We, too, are at a loss to describe the relationship other than in terms of employment. It seems apparent that, had respondent been employed on a regular road gang, and had he been paid by warrant on *Page 650 the current expense fund, his right to compensation would not have been questioned. But the statute makes no such distinction, nor does it empower the department to do so. It is no concern of the department, under our workmen's compensation act, as to how the workman is paid — whether it be by cash, warrant, scrip or supplies. It is sufficient to create the relationship of employer and employee, within the purview of the act, if the county be engaged in extrahazardous work and the worker be engaged, for compensation in the performance of such work, by someone authorized by the county to hire him.

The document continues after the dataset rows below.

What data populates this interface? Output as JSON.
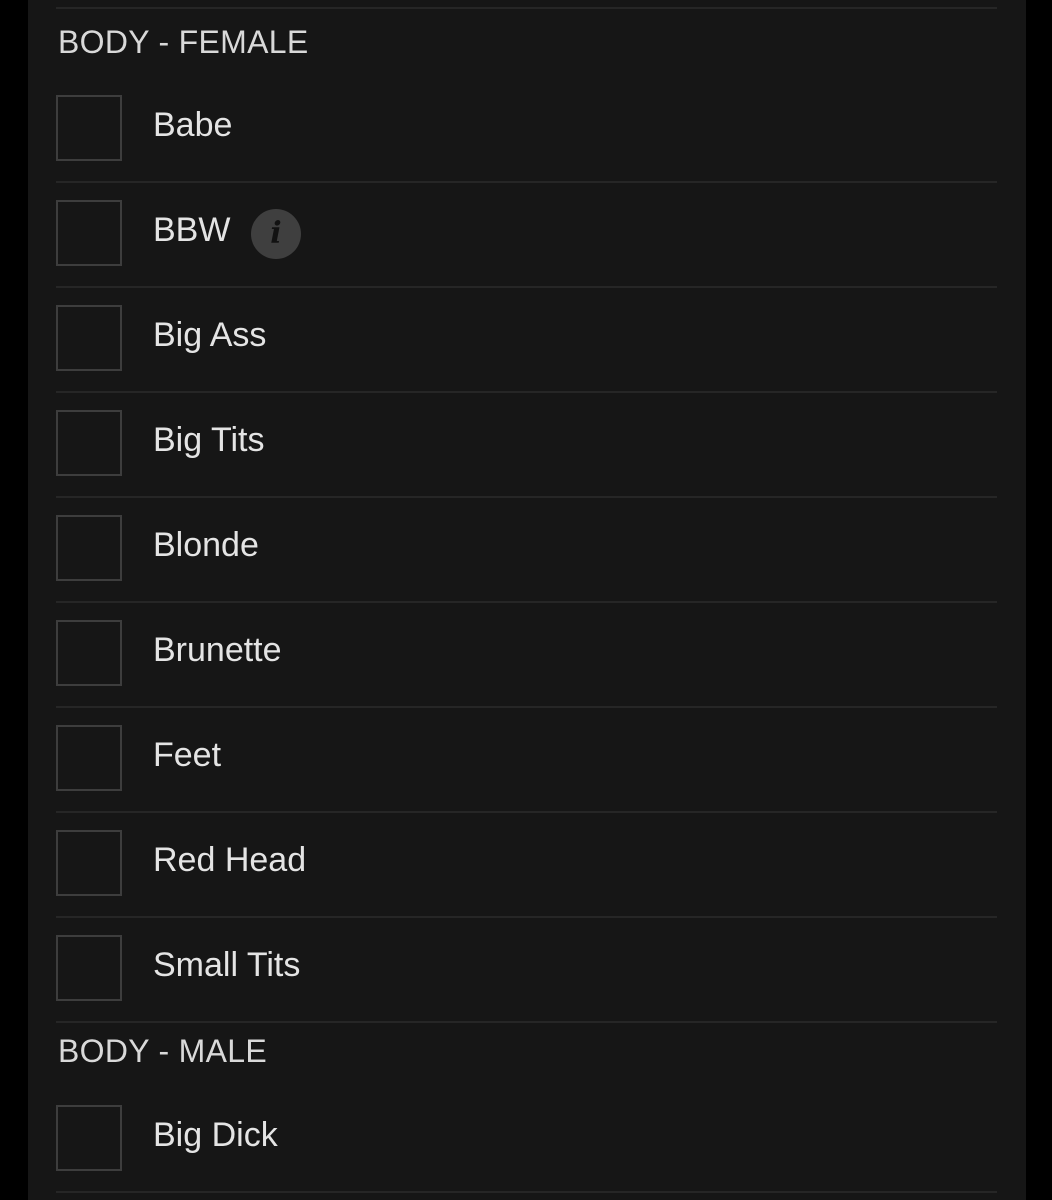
{
  "sections": [
    {
      "heading": "BODY - FEMALE",
      "options": [
        {
          "label": "Babe",
          "checked": false
        },
        {
          "label": "BBW",
          "checked": false,
          "has_info": true,
          "info_glyph": "i",
          "info_icon": "info-icon"
        },
        {
          "label": "Big Ass",
          "checked": false
        },
        {
          "label": "Big Tits",
          "checked": false
        },
        {
          "label": "Blonde",
          "checked": false
        },
        {
          "label": "Brunette",
          "checked": false
        },
        {
          "label": "Feet",
          "checked": false
        },
        {
          "label": "Red Head",
          "checked": false
        },
        {
          "label": "Small Tits",
          "checked": false
        }
      ]
    },
    {
      "heading": "BODY - MALE",
      "options": [
        {
          "label": "Big Dick",
          "checked": false
        }
      ]
    }
  ],
  "colors": {
    "page_background": "#000000",
    "panel_background": "#161616",
    "divider": "#262626",
    "checkbox_border": "#3d3d3d",
    "text": "#e4e4e4",
    "info_icon_background": "#3f3f3f"
  }
}
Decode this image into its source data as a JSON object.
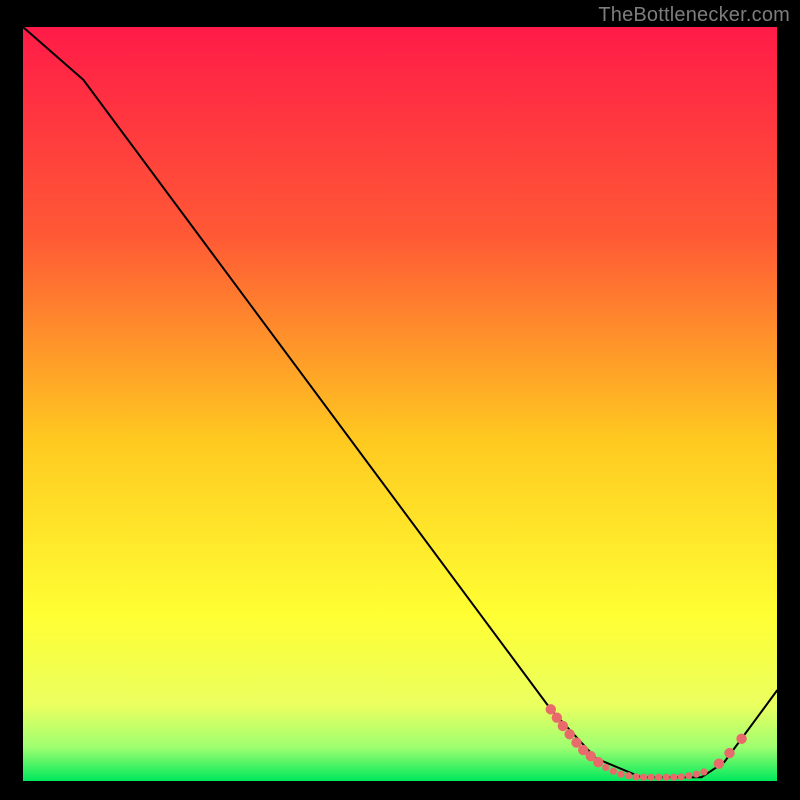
{
  "attribution": "TheBottlenecker.com",
  "chart_data": {
    "type": "line",
    "title": "",
    "xlabel": "",
    "ylabel": "",
    "xlim": [
      0,
      100
    ],
    "ylim": [
      0,
      100
    ],
    "gradient_stops": [
      {
        "offset": 0,
        "color": "#ff1b48"
      },
      {
        "offset": 0.28,
        "color": "#ff5a35"
      },
      {
        "offset": 0.55,
        "color": "#ffca20"
      },
      {
        "offset": 0.78,
        "color": "#ffff33"
      },
      {
        "offset": 0.9,
        "color": "#eaff60"
      },
      {
        "offset": 0.955,
        "color": "#9fff70"
      },
      {
        "offset": 1.0,
        "color": "#00e85c"
      }
    ],
    "series": [
      {
        "name": "curve",
        "stroke": "#000000",
        "stroke_width": 2,
        "x": [
          0,
          8,
          70,
          76,
          82,
          90,
          93,
          100
        ],
        "y": [
          100,
          93,
          9.5,
          3,
          0.5,
          0.5,
          2.5,
          12
        ]
      }
    ],
    "markers": {
      "name": "highlight-dots",
      "fill": "#e86a6a",
      "radius_main": 5.2,
      "radius_small": 3.6,
      "points": [
        {
          "x": 70.0,
          "y": 9.5,
          "r": "main"
        },
        {
          "x": 70.8,
          "y": 8.4,
          "r": "main"
        },
        {
          "x": 71.6,
          "y": 7.3,
          "r": "main"
        },
        {
          "x": 72.5,
          "y": 6.2,
          "r": "main"
        },
        {
          "x": 73.4,
          "y": 5.1,
          "r": "main"
        },
        {
          "x": 74.3,
          "y": 4.1,
          "r": "main"
        },
        {
          "x": 75.3,
          "y": 3.3,
          "r": "main"
        },
        {
          "x": 76.3,
          "y": 2.5,
          "r": "main"
        },
        {
          "x": 77.3,
          "y": 1.8,
          "r": "small"
        },
        {
          "x": 78.3,
          "y": 1.3,
          "r": "small"
        },
        {
          "x": 79.3,
          "y": 0.9,
          "r": "small"
        },
        {
          "x": 80.3,
          "y": 0.7,
          "r": "small"
        },
        {
          "x": 81.3,
          "y": 0.55,
          "r": "small"
        },
        {
          "x": 82.3,
          "y": 0.5,
          "r": "small"
        },
        {
          "x": 83.3,
          "y": 0.5,
          "r": "small"
        },
        {
          "x": 84.3,
          "y": 0.5,
          "r": "small"
        },
        {
          "x": 85.3,
          "y": 0.5,
          "r": "small"
        },
        {
          "x": 86.3,
          "y": 0.5,
          "r": "small"
        },
        {
          "x": 87.3,
          "y": 0.55,
          "r": "small"
        },
        {
          "x": 88.3,
          "y": 0.7,
          "r": "small"
        },
        {
          "x": 89.3,
          "y": 0.9,
          "r": "small"
        },
        {
          "x": 90.3,
          "y": 1.2,
          "r": "small"
        },
        {
          "x": 92.3,
          "y": 2.3,
          "r": "main"
        },
        {
          "x": 93.7,
          "y": 3.7,
          "r": "main"
        },
        {
          "x": 95.3,
          "y": 5.6,
          "r": "main"
        }
      ]
    }
  }
}
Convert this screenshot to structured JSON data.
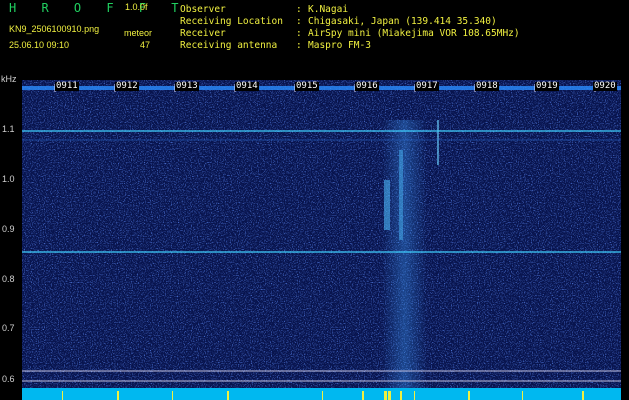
{
  "header": {
    "brand": "H R O F F T",
    "version": "1.0.0f",
    "filename": "KN9_2506100910.png",
    "meteor_label": "meteor",
    "datetime": "25.06.10 09:10",
    "meteor_count": "47"
  },
  "info": [
    {
      "key": "Observer",
      "value": "K.Nagai"
    },
    {
      "key": "Receiving Location",
      "value": "Chigasaki, Japan (139.414 35.340)"
    },
    {
      "key": "Receiver",
      "value": "AirSpy mini (Miakejima VOR 108.65MHz)"
    },
    {
      "key": "Receiving antenna",
      "value": "Maspro FM-3"
    }
  ],
  "plot": {
    "y_unit": "kHz",
    "y_labels": [
      "1.1",
      "1.0",
      "0.9",
      "0.8",
      "0.7",
      "0.6"
    ],
    "time_labels": [
      "0911",
      "0912",
      "0913",
      "0914",
      "0915",
      "0916",
      "0917",
      "0918",
      "0919",
      "0920"
    ],
    "colors": {
      "background": "#000000",
      "noise_dark": "#0a1a6a",
      "noise_mid": "#1e4ad0",
      "noise_bright": "#3fa0ff",
      "trace": "#40d0ff",
      "strip": "#00b8f0",
      "peak": "#f0f040"
    }
  }
}
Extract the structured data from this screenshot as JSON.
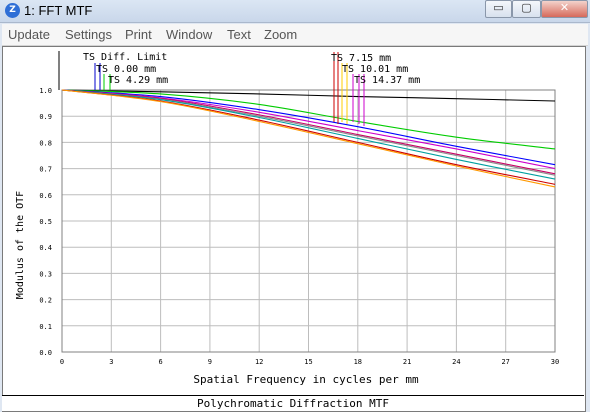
{
  "window": {
    "icon_text": "Z",
    "title": "1: FFT MTF",
    "min_symbol": "▭",
    "max_symbol": "▢",
    "close_symbol": "✕"
  },
  "menu": [
    "Update",
    "Settings",
    "Print",
    "Window",
    "Text",
    "Zoom"
  ],
  "footer": {
    "caption": "Polychromatic Diffraction MTF"
  },
  "chart_data": {
    "type": "line",
    "title": "",
    "xlabel": "Spatial Frequency in cycles per mm",
    "ylabel": "Modulus of the OTF",
    "xlim": [
      0,
      30
    ],
    "ylim": [
      0,
      1.0
    ],
    "x_ticks": [
      "0",
      "3",
      "6",
      "9",
      "12",
      "15",
      "18",
      "21",
      "24",
      "27",
      "30"
    ],
    "y_ticks": [
      "0.0",
      "0.1",
      "0.2",
      "0.3",
      "0.4",
      "0.5",
      "0.6",
      "0.7",
      "0.8",
      "0.9",
      "1.0"
    ],
    "grid": true,
    "legend": [
      {
        "label": "TS Diff. Limit",
        "color": "#000000"
      },
      {
        "label": "TS 0.00 mm",
        "color": "#0000cc"
      },
      {
        "label": "TS 4.29 mm",
        "color": "#00cc00"
      },
      {
        "label": "TS 7.15 mm",
        "color": "#cc0000"
      },
      {
        "label": "TS 10.01 mm",
        "color": "#ffcc00"
      },
      {
        "label": "TS 14.37 mm",
        "color": "#cc00cc"
      }
    ],
    "x": [
      0,
      6,
      12,
      18,
      24,
      30
    ],
    "series": [
      {
        "color": "#000000",
        "values": [
          1.0,
          0.993,
          0.985,
          0.975,
          0.967,
          0.958
        ]
      },
      {
        "color": "#00cc00",
        "values": [
          1.0,
          0.985,
          0.945,
          0.88,
          0.82,
          0.775
        ]
      },
      {
        "color": "#0000ff",
        "values": [
          1.0,
          0.975,
          0.925,
          0.86,
          0.785,
          0.715
        ]
      },
      {
        "color": "#cc00cc",
        "values": [
          1.0,
          0.97,
          0.915,
          0.845,
          0.775,
          0.7
        ]
      },
      {
        "color": "#c80064",
        "values": [
          1.0,
          0.968,
          0.905,
          0.83,
          0.755,
          0.68
        ]
      },
      {
        "color": "#8a8a8a",
        "values": [
          1.0,
          0.965,
          0.9,
          0.825,
          0.75,
          0.675
        ]
      },
      {
        "color": "#00a0a0",
        "values": [
          1.0,
          0.963,
          0.895,
          0.815,
          0.735,
          0.66
        ]
      },
      {
        "color": "#cc0000",
        "values": [
          1.0,
          0.958,
          0.885,
          0.8,
          0.715,
          0.64
        ]
      },
      {
        "color": "#ff9900",
        "values": [
          1.0,
          0.956,
          0.88,
          0.795,
          0.71,
          0.63
        ]
      }
    ]
  }
}
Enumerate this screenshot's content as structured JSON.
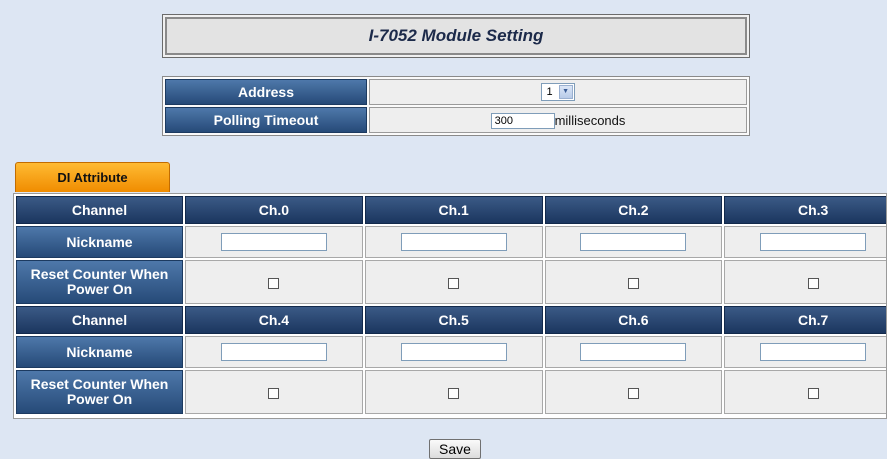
{
  "page": {
    "title": "I-7052 Module Setting"
  },
  "settings": {
    "address_label": "Address",
    "address_value": "1",
    "polling_label": "Polling Timeout",
    "polling_value": "300",
    "polling_unit": "milliseconds"
  },
  "tab": {
    "label": "DI Attribute"
  },
  "di": {
    "channel_label": "Channel",
    "nickname_label": "Nickname",
    "reset_label": "Reset Counter When Power On",
    "groups": [
      {
        "channels": [
          "Ch.0",
          "Ch.1",
          "Ch.2",
          "Ch.3"
        ]
      },
      {
        "channels": [
          "Ch.4",
          "Ch.5",
          "Ch.6",
          "Ch.7"
        ]
      }
    ]
  },
  "save": {
    "label": "Save"
  }
}
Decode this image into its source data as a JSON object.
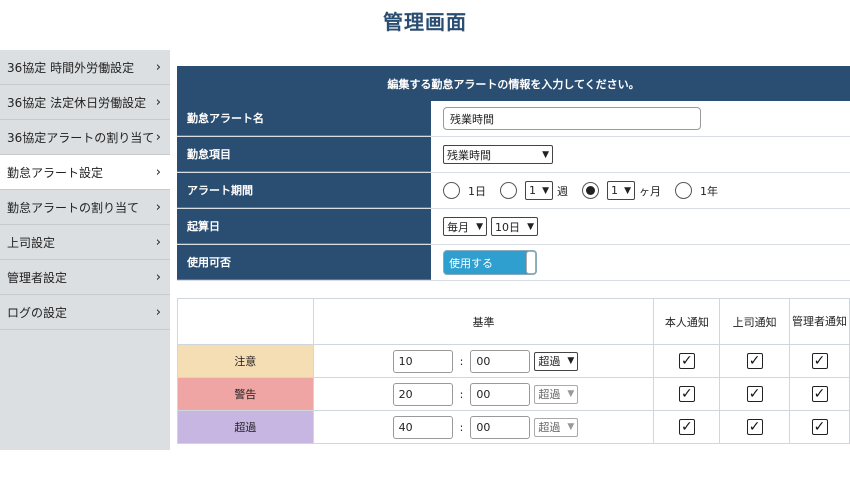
{
  "page": {
    "title": "管理画面"
  },
  "sidebar": {
    "items": [
      {
        "label": "36協定 時間外労働設定"
      },
      {
        "label": "36協定 法定休日労働設定"
      },
      {
        "label": "36協定アラートの割り当て"
      },
      {
        "label": "勤怠アラート設定",
        "active": true
      },
      {
        "label": "勤怠アラートの割り当て"
      },
      {
        "label": "上司設定"
      },
      {
        "label": "管理者設定"
      },
      {
        "label": "ログの設定"
      }
    ]
  },
  "form": {
    "header": "編集する勤怠アラートの情報を入力してください。",
    "name_label": "勤怠アラート名",
    "name_value": "残業時間",
    "item_label": "勤怠項目",
    "item_value": "残業時間",
    "period_label": "アラート期間",
    "period": {
      "day": "1日",
      "week_count": "1",
      "week_unit": "週",
      "month_count": "1",
      "month_unit": "ヶ月",
      "year": "1年",
      "selected": "month"
    },
    "start_label": "起算日",
    "start_cycle": "毎月",
    "start_day": "10日",
    "enable_label": "使用可否",
    "enable_value": "使用する"
  },
  "thresholds": {
    "headers": {
      "criteria": "基準",
      "self": "本人通知",
      "boss": "上司通知",
      "admin": "管理者通知"
    },
    "separator": ":",
    "rows": [
      {
        "level": "注意",
        "color": "#f6deb4",
        "hours": "10",
        "minutes": "00",
        "mode": "超過",
        "mode_enabled": true,
        "self": true,
        "boss": true,
        "admin": true
      },
      {
        "level": "警告",
        "color": "#eea5a4",
        "hours": "20",
        "minutes": "00",
        "mode": "超過",
        "mode_enabled": false,
        "self": true,
        "boss": true,
        "admin": true
      },
      {
        "level": "超過",
        "color": "#c8b6e2",
        "hours": "40",
        "minutes": "00",
        "mode": "超過",
        "mode_enabled": false,
        "self": true,
        "boss": true,
        "admin": true
      }
    ]
  }
}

It is suggested by appellant that the case of Thurston CountyChapter, American Nat'l Red Cross v. Department of Labor andIndustries, 166 Wn. 488, 7 P.2d 577, is of some controlling force here. We do not so read it. That case simply holds (a) that a charitable organization such as the Red Cross was not an employer within the terms of the workmen's compensation act, and (b) that the workmen involved in that controversy were employees of the Red Cross chapter, and not employees of Thurston county.
Judgment affirmed.
MILLARD, C.J., MAIN, MITCHELL, and HOLCOMB, JJ., concur.
GERAGHTY, J., concurs in the result.